Opsgenie seems to dominate my life for a week every other month.

OK, it’s a support rota.

However it’s a great way of getting teams to do things. Raise it as an alert and it can’t be ignored. It’s a simple http post to raise or close so automation is trivial.

Intgration with statuspage.io as a webhook very is powerful.

Bigquery

This is an unusual kind of a database.

To start with it’s very cheap to use – you generally only pay for the columns of data read. You can get a lot of data processing for a few pence.

It does have some interesting other characteristics:

You can only read and write data, you can’t update it or delete specific rows.

It’s not always very fast (it’s for analytics not transactional  data) and does have periodic outages.

It can contain nested repeated rows.

Tables are meant to be extended – you can add an optional  or repeated column but can’t change the type of an existing one.

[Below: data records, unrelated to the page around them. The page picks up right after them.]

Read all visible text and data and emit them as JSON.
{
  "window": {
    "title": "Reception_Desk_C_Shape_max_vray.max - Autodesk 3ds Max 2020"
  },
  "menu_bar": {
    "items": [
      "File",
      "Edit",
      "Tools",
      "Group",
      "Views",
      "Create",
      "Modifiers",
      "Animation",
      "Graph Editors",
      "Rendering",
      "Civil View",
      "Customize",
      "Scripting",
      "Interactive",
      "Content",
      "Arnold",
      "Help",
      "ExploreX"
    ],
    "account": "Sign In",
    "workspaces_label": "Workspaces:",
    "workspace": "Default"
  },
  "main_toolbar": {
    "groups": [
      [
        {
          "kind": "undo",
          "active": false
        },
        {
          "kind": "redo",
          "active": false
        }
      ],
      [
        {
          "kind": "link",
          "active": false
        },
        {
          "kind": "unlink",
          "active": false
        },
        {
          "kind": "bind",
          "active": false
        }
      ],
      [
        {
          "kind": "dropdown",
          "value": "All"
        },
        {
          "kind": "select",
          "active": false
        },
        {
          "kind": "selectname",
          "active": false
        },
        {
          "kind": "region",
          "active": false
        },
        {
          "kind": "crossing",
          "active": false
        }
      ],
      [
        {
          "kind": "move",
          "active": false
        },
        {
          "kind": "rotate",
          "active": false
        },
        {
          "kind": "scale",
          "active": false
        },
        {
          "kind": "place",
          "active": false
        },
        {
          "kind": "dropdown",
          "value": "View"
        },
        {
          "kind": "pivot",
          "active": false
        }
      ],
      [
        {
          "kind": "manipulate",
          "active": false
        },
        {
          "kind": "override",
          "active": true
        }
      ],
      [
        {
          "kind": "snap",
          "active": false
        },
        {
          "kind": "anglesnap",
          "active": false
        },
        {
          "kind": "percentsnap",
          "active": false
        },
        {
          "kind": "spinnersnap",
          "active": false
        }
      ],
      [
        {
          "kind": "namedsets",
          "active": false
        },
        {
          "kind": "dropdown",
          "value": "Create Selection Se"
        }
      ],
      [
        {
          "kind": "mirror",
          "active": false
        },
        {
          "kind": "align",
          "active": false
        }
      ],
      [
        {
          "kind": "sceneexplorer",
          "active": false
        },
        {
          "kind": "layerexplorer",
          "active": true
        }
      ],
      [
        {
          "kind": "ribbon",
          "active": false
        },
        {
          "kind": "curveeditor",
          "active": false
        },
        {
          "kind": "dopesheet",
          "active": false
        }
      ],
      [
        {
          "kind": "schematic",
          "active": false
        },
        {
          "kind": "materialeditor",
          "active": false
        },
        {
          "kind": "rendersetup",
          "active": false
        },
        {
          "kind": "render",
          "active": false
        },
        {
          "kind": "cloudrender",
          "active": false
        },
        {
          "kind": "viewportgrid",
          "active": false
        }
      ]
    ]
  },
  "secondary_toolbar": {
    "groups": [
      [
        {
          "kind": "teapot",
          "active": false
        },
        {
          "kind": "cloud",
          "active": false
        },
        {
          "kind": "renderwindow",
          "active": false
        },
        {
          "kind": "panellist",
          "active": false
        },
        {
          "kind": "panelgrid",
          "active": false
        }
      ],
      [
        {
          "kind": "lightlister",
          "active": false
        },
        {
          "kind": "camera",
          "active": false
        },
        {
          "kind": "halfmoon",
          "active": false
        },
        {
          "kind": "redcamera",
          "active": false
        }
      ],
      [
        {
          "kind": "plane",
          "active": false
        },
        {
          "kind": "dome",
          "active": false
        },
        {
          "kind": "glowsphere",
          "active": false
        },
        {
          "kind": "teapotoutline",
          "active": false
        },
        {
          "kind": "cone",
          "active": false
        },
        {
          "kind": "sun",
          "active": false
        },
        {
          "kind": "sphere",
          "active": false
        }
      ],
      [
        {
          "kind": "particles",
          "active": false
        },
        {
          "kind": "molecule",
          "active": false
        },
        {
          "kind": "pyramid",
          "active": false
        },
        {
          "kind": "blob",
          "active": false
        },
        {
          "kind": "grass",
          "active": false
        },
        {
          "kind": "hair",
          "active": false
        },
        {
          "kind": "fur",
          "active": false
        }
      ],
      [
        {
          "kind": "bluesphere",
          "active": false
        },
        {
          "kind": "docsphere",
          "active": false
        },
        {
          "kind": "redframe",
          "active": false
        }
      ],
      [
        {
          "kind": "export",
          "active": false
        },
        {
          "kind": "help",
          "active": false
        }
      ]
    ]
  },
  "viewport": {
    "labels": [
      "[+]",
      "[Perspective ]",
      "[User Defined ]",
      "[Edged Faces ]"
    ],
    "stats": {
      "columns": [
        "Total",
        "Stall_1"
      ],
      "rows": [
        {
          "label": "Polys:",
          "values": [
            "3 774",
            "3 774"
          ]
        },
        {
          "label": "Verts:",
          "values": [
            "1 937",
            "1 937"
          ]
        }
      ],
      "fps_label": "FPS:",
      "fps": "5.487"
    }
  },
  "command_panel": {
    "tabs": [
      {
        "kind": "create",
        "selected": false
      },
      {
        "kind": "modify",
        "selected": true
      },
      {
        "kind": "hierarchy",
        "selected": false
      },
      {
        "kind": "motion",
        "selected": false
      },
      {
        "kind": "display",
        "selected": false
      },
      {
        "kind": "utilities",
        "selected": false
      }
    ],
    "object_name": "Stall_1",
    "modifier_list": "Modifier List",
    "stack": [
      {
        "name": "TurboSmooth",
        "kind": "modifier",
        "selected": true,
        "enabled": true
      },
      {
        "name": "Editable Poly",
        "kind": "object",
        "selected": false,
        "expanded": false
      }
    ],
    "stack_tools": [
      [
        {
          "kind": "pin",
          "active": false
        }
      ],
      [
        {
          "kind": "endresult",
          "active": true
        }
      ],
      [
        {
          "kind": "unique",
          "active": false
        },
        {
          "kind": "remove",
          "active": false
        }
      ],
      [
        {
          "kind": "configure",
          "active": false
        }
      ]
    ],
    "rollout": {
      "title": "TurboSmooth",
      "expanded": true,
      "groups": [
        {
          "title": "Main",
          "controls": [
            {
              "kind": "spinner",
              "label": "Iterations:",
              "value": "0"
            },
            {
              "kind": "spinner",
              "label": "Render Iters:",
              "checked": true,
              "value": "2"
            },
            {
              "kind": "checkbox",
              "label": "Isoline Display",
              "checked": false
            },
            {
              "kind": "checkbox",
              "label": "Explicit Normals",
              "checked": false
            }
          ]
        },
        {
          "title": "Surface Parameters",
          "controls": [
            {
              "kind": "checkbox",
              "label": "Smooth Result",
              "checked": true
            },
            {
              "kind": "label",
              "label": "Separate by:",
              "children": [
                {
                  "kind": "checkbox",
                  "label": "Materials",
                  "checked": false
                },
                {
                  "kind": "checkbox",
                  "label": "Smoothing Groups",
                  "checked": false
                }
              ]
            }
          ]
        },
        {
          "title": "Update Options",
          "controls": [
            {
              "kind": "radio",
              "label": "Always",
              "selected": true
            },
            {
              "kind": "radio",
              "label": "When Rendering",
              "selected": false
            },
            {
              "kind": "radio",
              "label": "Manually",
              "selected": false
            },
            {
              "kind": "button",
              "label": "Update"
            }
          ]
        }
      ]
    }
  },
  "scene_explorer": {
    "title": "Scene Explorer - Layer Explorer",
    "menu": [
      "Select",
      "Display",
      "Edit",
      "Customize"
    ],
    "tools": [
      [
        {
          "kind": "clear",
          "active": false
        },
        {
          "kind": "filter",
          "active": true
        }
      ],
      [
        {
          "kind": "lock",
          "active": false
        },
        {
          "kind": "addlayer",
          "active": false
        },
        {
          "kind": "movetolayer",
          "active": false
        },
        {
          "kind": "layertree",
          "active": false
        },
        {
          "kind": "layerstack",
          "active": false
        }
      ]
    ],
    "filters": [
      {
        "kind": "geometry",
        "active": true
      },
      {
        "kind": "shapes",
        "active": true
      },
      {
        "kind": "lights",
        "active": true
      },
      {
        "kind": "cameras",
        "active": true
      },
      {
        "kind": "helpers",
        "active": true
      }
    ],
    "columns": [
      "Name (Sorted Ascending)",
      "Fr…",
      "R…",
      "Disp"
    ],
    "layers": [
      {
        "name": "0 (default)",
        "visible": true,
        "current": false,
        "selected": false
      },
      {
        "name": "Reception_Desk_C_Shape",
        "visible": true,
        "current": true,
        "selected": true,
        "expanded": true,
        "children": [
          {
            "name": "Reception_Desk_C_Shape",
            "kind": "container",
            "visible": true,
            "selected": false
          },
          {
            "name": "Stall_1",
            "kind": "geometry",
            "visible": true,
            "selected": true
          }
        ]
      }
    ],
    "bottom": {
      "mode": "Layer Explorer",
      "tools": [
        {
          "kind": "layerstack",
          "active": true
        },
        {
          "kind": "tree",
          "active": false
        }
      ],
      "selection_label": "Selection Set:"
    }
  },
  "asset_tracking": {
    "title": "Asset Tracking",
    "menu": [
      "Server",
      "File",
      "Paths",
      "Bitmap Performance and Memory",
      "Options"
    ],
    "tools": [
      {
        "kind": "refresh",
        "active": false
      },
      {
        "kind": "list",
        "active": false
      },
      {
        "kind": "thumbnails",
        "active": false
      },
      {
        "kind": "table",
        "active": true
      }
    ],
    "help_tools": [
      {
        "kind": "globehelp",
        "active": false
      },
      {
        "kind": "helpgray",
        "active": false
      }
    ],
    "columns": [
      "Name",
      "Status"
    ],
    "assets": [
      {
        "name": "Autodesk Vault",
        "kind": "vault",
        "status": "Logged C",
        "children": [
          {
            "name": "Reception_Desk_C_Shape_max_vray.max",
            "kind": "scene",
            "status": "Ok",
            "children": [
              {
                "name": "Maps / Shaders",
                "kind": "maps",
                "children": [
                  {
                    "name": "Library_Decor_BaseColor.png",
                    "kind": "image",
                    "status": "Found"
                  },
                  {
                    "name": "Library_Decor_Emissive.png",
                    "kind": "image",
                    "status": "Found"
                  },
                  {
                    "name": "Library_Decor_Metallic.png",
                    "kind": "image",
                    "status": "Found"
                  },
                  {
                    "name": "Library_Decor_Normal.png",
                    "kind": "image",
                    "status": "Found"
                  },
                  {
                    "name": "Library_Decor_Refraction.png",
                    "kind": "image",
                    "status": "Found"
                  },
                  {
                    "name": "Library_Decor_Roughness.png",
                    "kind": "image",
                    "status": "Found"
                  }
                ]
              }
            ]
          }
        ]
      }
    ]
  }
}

Copying tables is effectively free.

You can replace the entire contents of a table with a select result (or create a new table from a select result).

This means that you need a different strategy for loading data into these tables. The trick is to find a means of making inserts idempotent without reading too much data.

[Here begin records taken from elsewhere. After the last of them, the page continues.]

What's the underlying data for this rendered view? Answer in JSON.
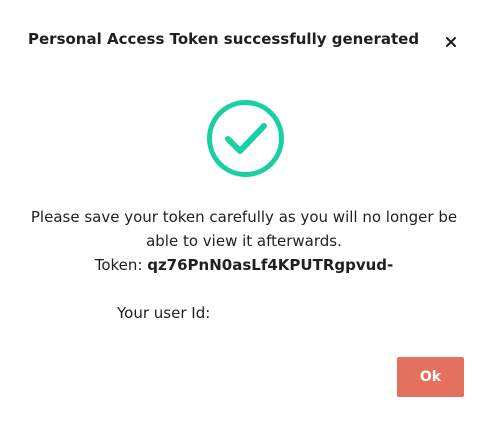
{
  "dialog": {
    "title": "Personal Access Token successfully generated",
    "close_icon": "close-icon",
    "success_icon": "check-circle-icon",
    "success_color": "#19d1a0",
    "message": "Please save your token carefully as you will no longer be able to view it afterwards.",
    "token_label": "Token:",
    "token_value": "qz76PnN0asLf4KPUTRgpvud-",
    "user_id_label": "Your user Id:",
    "user_id_value": "",
    "ok_label": "Ok",
    "ok_color": "#e4705e"
  }
}
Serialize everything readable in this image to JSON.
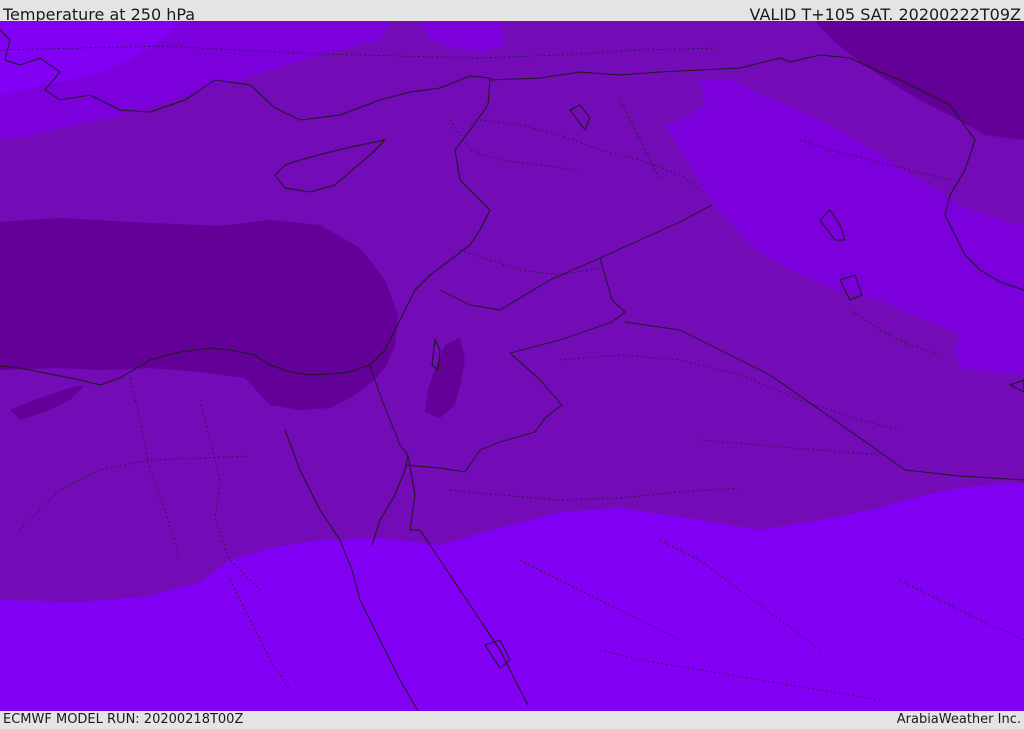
{
  "header": {
    "title": "Temperature at 250 hPa",
    "valid_time": "VALID T+105 SAT. 20200222T09Z"
  },
  "footer": {
    "model_run": "ECMWF MODEL RUN: 20200218T00Z",
    "credit": "ArabiaWeather Inc."
  },
  "map": {
    "fill_colors": {
      "light": "#7b00dc",
      "medium": "#730bb6",
      "dark": "#630097",
      "brightest": "#8200f3"
    },
    "line_color": "#1a1a1a"
  }
}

This could involve writing to a staging table and using a copy insert to move distinct data back into the master.

You don’t have to use the rest of the google infrastructure to load into BQ – we use heroku scheduler tasks. This means we pay pennies to load data into a storage system that costs pennies to run. This can completely change the economics of software development. The most significant cost is now developer and management time – it can now be cheaper to delegate authority for data creation to the developer (only ask if it will cost more than $100 per month) than to hold a meeting to request approval.

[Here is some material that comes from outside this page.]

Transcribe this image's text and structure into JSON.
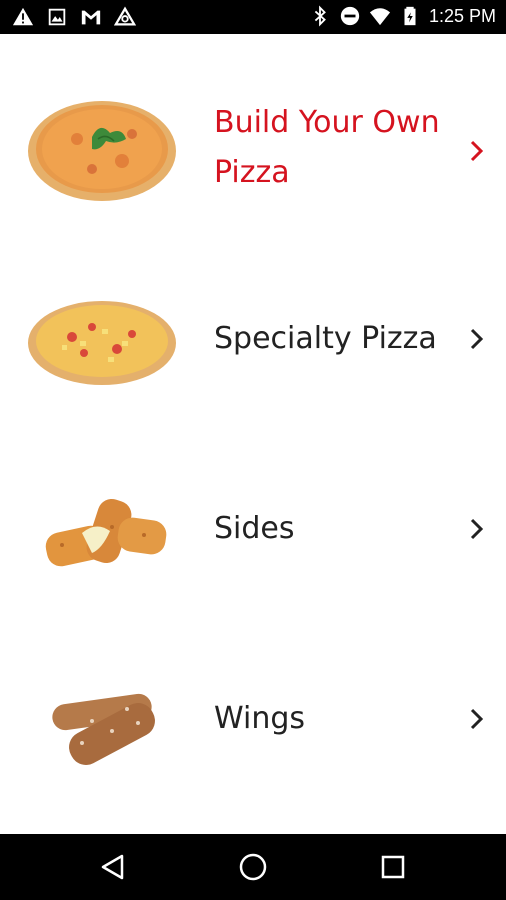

This cloud economics also gets fun when deciding when to optimise a slow process. If you could dial up the size of the box that you use to add 7 pennies to the months bill then how many months would that process need to run in order for it to be worth spending 2 hours of developer time to save that cost?

A Life In The Cloud

I have spent the last four years working with cloud infrastructure. My employer has no critical servers in house.
We use a lot of cloud services. They vary in their characteristics. What we want from them:
  • A pricing model that scales with our success and allows for spikey traffic.
  • A stable interface. If you want to change something make it backwards compatable or give us notice of change.
  • Have a status page similar to status.io that is accurately updated.
  • Respond to support requests in hours not days.
  • Use webhooks rather than emails to announce outages, maintenance windows and upgrades.
  • We need to use an api to deploy or configure your service.
  • We need an api to reconcile any billing transactions with payments.
  • We will have multiple environments (qa, perf, staging, live) and only expect full price and support on live and perf.
Currently we deal with around a dozen suppliers and none of them provide all of the above.

Why don’t cloud service providers like Accountants?

Recently I have been working on a data warehouse project that is trying to extract billing and payment information from a range of cloud services. In all cases it seems that the data needed by the accountants has not been given the care that it needs.

The industry practice seems to be log into a portal and download a spreadsheet of data that may be accurate or timely. Any api’s exposing this data seem to only work on a per order basis – which means that an attempt to keep a database upto date could require geometrically increasing processing times (you need to check each order for changes to a transaction).  These api’s tend to be heavily restricted on the volume of data per call (hundreds of transactions per call) combine this with a frequently undocumented rate limit make catching up historical data difficult at best.

If you are providing services that accountants need think about providing an api that makes reconciliation easy. Reconciliation is important especially if you want to get your tax calculations right.